O rapaz olhou atentamente a concha presa na areia e pensou o que poderia justificar ela ter que morrer se o oceano é tão grande, e jogou-a novamente no mar. Mas um fim de tarde e o dia também estava terminando, em poucos instantes a noite chegaria para cumprir seu ciclo e também terminar.

Bem distante um farol clareava as águas escuras, um albatroz voa rente as ondas aproveitando os últimos vestígios do sol, e naquele momento místico o barulho das águas parecia entoar velhas canções, ou quem sabe até murmúrios de vidas perdidas ou de alguma criatura marinha que a natureza guarda em segredo.

O fim de tarde não é apenas um processo natural, mas também uma grande lição de vida, mostrando que existência têm seus ciclos de início e fim. Essa certeza pode mudar a nossa vida, porque se nada é para sempre, ganhar ou perder são acontecimentos conscientes e democráticos onde tristezas e alegrias fazem parte do mundo de todos.
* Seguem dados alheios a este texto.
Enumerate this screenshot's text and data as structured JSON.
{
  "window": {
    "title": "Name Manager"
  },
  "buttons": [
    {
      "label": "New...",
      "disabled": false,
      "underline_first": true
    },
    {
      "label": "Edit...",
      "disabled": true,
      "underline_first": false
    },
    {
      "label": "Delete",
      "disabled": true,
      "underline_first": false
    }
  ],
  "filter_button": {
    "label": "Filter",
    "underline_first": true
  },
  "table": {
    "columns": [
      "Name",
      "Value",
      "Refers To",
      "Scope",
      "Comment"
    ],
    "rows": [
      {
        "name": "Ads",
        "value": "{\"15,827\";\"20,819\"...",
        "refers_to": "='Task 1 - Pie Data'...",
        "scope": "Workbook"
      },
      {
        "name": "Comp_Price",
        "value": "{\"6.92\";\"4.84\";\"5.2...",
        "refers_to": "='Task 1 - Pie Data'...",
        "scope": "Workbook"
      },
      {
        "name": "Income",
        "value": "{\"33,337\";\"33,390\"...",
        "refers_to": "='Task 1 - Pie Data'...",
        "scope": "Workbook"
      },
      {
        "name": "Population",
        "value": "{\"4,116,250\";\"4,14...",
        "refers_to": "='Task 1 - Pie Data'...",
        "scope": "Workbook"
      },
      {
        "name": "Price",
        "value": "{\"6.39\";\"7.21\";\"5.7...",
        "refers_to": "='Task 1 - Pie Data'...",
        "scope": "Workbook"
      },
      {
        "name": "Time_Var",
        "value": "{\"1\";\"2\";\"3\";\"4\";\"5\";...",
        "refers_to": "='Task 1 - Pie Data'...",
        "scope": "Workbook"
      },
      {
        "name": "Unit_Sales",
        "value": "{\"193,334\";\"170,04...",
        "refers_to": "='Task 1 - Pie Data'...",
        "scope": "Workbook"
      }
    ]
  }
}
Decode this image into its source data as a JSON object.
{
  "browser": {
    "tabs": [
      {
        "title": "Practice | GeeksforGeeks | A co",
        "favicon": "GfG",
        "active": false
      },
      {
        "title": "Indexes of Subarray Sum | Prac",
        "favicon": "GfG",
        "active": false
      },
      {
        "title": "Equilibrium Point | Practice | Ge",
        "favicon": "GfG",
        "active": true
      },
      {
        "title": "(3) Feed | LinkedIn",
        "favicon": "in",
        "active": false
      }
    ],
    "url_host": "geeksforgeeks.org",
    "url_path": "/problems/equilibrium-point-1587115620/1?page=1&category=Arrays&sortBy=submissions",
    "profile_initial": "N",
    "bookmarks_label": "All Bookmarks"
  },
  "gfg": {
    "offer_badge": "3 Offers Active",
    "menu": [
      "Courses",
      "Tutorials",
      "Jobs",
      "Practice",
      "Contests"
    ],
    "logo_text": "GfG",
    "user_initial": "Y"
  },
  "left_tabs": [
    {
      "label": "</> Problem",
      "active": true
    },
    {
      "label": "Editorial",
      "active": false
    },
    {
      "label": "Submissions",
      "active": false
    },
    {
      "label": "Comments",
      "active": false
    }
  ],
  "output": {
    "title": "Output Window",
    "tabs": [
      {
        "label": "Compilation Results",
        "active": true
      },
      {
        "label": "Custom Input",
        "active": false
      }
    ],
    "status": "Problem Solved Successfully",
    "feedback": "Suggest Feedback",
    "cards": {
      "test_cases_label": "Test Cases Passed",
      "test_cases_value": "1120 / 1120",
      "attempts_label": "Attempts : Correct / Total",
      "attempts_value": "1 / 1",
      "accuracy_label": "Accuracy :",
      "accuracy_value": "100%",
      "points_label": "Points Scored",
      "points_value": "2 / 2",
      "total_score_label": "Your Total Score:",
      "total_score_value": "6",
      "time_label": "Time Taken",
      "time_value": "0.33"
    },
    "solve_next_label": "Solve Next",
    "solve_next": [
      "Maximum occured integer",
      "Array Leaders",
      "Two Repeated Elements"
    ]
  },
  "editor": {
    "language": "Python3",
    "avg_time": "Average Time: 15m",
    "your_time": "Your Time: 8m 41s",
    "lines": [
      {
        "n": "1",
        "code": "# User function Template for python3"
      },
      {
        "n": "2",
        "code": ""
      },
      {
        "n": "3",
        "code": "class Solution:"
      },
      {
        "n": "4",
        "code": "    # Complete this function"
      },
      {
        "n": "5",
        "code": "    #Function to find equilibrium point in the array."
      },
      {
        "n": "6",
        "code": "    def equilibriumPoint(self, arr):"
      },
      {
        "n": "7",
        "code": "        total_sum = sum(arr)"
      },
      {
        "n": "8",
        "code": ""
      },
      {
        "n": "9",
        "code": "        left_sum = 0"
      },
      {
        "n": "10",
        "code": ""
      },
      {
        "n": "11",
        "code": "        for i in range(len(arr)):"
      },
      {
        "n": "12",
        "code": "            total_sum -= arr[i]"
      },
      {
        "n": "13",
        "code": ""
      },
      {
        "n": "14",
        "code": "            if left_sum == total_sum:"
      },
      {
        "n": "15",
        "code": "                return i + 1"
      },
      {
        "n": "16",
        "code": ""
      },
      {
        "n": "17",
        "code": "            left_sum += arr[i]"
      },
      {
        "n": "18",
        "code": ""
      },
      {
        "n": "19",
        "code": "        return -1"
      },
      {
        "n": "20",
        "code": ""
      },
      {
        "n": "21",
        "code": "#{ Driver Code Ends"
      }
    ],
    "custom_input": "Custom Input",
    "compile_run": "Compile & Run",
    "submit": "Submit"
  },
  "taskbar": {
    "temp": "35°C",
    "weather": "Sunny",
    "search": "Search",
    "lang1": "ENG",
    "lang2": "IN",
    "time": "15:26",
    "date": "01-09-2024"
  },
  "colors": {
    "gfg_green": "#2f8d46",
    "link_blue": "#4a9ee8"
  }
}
Igual ao fim de tarde é a nossa vida, com a grande diferença da incerteza ,e talvez esse seja o grande e misterioso segredo para que possamos viver esperançosos por uma vida vitoriosa. Se a vida é longa ou curta, isso não depende doe nós, mas podemos viver intensamente cada momento, e acreditar em nosso merecimento, e que a felicidade no fim de tarde, começo da noite, durante o dia, ou qualquer hora ela se apresente, afinal a vida é um mar de segredos, e se não existir um farol, existirão as estrelas, e essas nunca se apagarão.